Ebenso ist die Eignungsprüfung (Nr. 33 VwVLK) als weiterer Schritt zur Sicherstellung der Qualität und Richtigkeit der Unterlagen zu sehen. Die auf die Fertigungsaussage gestützte Eignungsprüfung durch einen qualifizierten beamteten Mitarbeiter kann, bis auf den Fall, dass die erforderlichen Katasternachweise nicht in digitaler Form vorliegen, ebenfalls ortsunabhängig erfolgen.

Letztlich bleiben nur die Fortführungsentscheidung und die Übernahme in das Liegenschaftskataster als letzte Schritte. Hier können zwar die Arbeiten aufgeteilt werden, was aber wesentlich von Zahl und Umfang der Vermessungsschriften abhängig sein dürfte.

Als Beleg für die obigen Ausführungen dürfte die nicht unerhebliche Anzahl beigebrachter Vermessungsschriften sein, die unter den oben ausgeführten ähnlichen Bedingungen entstehen. Zahlreiche öffentlich bestellte Vermessungsingenieure haben ihre Mitarbeite ins Homeoffice geschickt, ohne dass die Standards und die Zahl der beigebrachten Vermessungsschriften gelitten haben.

Eine Tätigkeit in der Dienststelle, bzw.
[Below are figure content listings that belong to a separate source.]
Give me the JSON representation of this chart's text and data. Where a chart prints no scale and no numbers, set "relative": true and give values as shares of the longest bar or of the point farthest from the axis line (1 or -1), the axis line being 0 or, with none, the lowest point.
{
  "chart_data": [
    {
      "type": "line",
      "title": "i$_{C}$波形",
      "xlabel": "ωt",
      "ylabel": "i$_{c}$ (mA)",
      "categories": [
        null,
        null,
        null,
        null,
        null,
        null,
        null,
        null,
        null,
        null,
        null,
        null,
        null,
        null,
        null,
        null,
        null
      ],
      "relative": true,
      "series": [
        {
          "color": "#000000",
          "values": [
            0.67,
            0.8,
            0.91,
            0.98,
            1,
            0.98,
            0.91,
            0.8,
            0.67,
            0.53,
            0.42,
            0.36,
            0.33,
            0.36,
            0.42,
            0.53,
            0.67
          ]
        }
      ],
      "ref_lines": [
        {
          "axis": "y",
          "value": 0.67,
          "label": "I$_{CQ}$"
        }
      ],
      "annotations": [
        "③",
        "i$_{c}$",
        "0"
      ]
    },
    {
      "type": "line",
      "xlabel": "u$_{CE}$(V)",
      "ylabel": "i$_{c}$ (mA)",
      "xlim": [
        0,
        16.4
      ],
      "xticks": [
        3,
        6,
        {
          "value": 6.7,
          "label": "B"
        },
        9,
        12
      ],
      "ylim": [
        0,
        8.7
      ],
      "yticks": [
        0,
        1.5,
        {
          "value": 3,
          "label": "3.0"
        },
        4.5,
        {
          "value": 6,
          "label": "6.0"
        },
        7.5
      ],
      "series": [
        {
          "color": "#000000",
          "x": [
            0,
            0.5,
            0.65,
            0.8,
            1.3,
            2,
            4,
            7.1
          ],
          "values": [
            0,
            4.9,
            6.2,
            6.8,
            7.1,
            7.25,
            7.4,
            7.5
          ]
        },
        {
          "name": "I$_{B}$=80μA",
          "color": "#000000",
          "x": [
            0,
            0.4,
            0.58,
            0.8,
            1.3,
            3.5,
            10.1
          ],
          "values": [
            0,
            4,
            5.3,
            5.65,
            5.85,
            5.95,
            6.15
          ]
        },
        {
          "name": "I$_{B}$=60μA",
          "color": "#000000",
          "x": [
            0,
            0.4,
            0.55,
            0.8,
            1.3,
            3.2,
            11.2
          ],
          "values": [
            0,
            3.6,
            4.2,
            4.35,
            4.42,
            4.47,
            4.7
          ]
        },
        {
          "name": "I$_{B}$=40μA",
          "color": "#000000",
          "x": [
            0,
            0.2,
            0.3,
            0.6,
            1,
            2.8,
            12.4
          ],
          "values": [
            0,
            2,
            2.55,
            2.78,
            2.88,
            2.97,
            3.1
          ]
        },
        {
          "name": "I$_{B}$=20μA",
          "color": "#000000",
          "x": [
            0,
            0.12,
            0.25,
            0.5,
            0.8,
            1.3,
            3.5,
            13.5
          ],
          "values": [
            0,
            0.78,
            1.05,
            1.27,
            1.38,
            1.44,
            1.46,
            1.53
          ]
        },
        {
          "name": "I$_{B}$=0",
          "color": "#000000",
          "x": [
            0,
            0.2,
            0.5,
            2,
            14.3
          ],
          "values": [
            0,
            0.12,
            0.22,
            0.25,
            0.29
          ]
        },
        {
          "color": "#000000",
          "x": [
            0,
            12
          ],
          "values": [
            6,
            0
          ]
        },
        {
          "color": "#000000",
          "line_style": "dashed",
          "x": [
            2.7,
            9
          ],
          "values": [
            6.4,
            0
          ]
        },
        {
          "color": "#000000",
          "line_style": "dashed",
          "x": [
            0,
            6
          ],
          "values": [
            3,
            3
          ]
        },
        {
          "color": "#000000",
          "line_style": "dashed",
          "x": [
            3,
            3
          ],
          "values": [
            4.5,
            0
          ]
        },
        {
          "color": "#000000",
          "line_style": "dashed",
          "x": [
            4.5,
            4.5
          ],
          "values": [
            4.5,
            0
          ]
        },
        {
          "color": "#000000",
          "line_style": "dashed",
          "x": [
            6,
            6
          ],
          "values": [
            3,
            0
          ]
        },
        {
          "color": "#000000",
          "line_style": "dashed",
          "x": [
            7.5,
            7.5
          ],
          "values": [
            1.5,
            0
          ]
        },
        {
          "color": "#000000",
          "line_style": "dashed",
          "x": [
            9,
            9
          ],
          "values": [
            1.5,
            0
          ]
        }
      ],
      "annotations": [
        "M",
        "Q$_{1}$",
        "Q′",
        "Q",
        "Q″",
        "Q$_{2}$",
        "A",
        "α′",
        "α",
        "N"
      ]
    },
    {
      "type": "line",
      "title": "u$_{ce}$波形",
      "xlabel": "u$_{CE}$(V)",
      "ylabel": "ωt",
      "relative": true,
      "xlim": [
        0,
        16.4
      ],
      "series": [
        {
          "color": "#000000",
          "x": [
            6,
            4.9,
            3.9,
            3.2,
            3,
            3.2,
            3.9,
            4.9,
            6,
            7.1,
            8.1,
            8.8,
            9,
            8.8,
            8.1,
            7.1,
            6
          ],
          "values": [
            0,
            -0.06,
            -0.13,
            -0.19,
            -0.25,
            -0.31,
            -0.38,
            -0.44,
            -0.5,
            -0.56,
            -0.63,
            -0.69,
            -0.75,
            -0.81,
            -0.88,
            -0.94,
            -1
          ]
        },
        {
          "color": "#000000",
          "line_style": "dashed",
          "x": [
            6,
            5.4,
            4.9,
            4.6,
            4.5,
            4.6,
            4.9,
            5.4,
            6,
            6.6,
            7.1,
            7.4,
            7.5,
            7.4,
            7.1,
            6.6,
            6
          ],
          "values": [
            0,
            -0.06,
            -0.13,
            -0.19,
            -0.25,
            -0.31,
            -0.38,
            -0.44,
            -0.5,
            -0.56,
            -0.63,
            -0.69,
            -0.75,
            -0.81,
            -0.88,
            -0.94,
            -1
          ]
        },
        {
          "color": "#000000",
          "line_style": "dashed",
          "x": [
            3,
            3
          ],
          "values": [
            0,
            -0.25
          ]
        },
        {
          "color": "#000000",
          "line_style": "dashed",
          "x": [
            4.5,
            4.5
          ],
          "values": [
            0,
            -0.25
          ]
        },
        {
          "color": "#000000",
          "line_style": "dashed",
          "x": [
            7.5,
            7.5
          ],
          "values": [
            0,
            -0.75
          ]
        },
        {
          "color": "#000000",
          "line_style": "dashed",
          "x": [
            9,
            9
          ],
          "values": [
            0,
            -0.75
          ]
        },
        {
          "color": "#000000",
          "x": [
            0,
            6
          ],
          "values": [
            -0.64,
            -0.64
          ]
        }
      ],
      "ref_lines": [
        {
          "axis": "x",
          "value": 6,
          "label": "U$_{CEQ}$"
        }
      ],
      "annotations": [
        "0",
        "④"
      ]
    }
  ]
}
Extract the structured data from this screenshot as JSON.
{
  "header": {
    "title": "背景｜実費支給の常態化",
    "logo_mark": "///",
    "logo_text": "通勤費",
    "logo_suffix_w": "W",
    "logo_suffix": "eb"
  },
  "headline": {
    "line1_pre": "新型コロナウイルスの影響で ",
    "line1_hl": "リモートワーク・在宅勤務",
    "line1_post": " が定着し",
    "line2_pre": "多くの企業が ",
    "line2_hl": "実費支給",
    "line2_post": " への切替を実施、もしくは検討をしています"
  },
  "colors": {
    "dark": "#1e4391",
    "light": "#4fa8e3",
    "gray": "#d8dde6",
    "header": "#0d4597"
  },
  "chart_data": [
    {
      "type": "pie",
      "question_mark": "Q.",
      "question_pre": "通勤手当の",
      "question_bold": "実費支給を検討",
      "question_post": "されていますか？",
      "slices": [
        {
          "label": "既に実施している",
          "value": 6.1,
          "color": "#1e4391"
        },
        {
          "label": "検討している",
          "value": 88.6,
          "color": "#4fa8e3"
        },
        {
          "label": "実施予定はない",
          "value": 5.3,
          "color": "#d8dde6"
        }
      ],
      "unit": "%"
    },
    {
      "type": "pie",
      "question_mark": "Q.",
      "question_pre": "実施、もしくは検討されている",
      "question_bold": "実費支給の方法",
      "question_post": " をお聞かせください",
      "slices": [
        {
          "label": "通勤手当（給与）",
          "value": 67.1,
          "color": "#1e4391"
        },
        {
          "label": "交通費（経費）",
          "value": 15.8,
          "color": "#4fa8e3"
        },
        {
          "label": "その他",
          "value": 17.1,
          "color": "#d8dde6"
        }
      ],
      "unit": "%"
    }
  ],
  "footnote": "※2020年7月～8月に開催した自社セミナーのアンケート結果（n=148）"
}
Aufsicht durch den leitenden Fachbeamten oder dessen Beauftragten ist, bei vielen Tätigkeiten nicht erforderlich und auch nicht angebracht, da durch die Sicherungsmechanismen der Vorschriften eine ausreichende Kontrolle gegeben ist. Die Gewerkschaft sieht hier keine Hinderungsgründe Homeoffice anzubieten. Einzig und allein der Transport der Unterlagen macht einzelne Kontakte notwendig, die aber durch organisatorische Maßnahmen (Kleingruppen) ohne großen Aufwand wirksam minimiert werden können.

Rücksprachen oder Klärung von Fragen können über die ohnedies erforderlichen elektronischen Kommunikationsmittel und -formen erfolgen. Diese sind im Lauf der Pandemie zunehmend genutzt worden und werden auch in Zukunft genutzt werden. Es werden bleibende Folgen auch aufgrund der zunehmenden Digitalisierung bleiben.

Digitalisierung ist aus Sicht der Gewerkschaft nicht nur die Erfassung und Ablage von PDF-Dateien oder Ähnlichem. Die Digitalisierung ist ein ständiger Prozess, oder wird es werden müssen, der auch die Handhabung der Daten revolutioniert (Dokumentenmanagementsysteme, Datenbanken, Informationssysteme) sowie Arbeitsprozesse (Annahme und Bearbeitung von Anträgen, neue Arbeitsmittel mit zunehmenden Anteilen automatisierter Entscheidungsprozesse (Künstliche Intelligenz)) werden betroffen sein.

Im Übrigen ist anzumerken, dass auf eine gendergerechte Schreibweise bewusst verzichtet wurde. Die Lesbarkeit konnte verbessert und die Länge des Textes verkürzt werden. Dies stellt keine bewusste oder beabsichtigte Missachtung oder Diskriminierung von Geschlechtern dar.

Auf eine Quellenangabe wird verzichtet, da alle Quellen öffentlich zugänglich sind und leicht über die gängigen Recherchesysteme zu finden sind.